The remainder of the book dwells on the role of digitization in generating both bounty (more consumer choice and greater output, wealth, and income) and spread (greater inequalities of wages, income, and wealth). In treating these topics, they heavily rely on the work of others. As in their last book, they do not provide much direct evidence of the connection between technological change and wage inequality. I study these issues and believe they are wrong to tightly link digitization and robots to wage inequality and the slow job growth of the 2000s. Although the authors claim “technology is certainly not the only force causing this rise in spreads, but it is one of the main ones” my fear is that this book, like their last one, will fuel the mistaken narrative that technology is responsible for our job and wage problems and that we are powerless to obtain more equitable growth.
Let me start where we agree and where I very much appreciate their argumentation.

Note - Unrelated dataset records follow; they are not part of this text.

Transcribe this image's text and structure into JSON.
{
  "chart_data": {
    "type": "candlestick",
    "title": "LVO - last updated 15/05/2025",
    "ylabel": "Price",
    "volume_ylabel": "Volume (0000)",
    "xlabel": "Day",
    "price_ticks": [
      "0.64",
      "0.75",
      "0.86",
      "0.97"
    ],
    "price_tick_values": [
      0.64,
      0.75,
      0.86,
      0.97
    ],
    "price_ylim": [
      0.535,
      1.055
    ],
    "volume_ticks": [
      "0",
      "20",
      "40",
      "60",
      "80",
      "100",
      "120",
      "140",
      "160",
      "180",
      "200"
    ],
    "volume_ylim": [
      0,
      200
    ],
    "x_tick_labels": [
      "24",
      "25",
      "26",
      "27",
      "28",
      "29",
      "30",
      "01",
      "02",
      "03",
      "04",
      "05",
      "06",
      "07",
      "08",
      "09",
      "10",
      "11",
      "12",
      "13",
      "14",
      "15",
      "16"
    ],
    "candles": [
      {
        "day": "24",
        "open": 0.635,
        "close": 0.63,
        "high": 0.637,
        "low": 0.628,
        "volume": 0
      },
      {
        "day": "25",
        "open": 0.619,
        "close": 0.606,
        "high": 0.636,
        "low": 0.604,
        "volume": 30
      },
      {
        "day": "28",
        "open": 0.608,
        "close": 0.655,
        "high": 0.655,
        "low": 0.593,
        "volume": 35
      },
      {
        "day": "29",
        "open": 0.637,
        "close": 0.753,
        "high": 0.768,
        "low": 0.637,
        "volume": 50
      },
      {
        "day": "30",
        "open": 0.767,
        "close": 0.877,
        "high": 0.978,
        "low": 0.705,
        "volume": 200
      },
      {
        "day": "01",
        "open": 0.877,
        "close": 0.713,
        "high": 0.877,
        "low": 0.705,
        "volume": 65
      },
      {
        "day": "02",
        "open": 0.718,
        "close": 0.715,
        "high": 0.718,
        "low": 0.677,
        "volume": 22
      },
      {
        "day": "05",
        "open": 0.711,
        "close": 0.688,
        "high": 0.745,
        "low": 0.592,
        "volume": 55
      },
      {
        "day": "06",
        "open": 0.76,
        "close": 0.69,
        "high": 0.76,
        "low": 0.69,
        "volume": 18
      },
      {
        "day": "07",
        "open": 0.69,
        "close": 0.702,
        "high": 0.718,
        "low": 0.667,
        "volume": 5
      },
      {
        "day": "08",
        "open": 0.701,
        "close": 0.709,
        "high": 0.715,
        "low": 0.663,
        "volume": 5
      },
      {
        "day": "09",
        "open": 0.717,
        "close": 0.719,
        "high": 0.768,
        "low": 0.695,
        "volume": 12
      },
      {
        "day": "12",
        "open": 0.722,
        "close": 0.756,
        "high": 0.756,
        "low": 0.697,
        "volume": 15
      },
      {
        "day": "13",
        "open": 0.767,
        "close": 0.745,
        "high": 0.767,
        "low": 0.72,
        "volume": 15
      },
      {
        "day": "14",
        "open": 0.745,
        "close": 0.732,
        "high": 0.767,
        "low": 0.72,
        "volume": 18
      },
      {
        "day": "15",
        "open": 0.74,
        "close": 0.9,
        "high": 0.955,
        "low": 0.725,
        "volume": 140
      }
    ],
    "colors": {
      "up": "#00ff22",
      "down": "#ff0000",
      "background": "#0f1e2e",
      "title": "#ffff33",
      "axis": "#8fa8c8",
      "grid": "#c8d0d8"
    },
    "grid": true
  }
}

Brynjolfsson and McAfee are very clear that we are experiencing a dramatic growth in wage, income, and wealth inequality; that living standards have faltered for a significant share of the population; and that these are challenges that must be addressed. They rightly fear that current inequities will generate greater future inequity: They argue that current wealth solidifies and expands inequality through the political process and worry that inequality impedes social mobility—the degree to which a child’s chances are linked to his or her parents’ current station. Inequality begets greater inequality. I appreciate their refutation of denialism and ‘so whatism’.
Their weakest case is that digitization is associated with the slow job growth of the last 15 years. The authors review all the reasons why economists find such a claim untrue, including 200 years of history disproving a link between technology and slow job growth. They propose a few reasons why things may be different now. However, their only evidence is that employment and productivity grew in tandem for many decades but became decoupled in the late 1990s and offer their “reading of technology” as an explanation. In fact, there’s a simple answer to the riddle of slow job growth: slow economic growth resulting from the collapse of two asset bubbles and inadequate policy responses. Job growth occurs when economic growth exceeds productivity. Simply put, if workers can produce 2 percent more this year than last year, the economy can grow 2 percent without adding any employment. Thus, the economy must grow faster than productivity to create jobs, something that has not happened in the unique circumstances of the 2000s.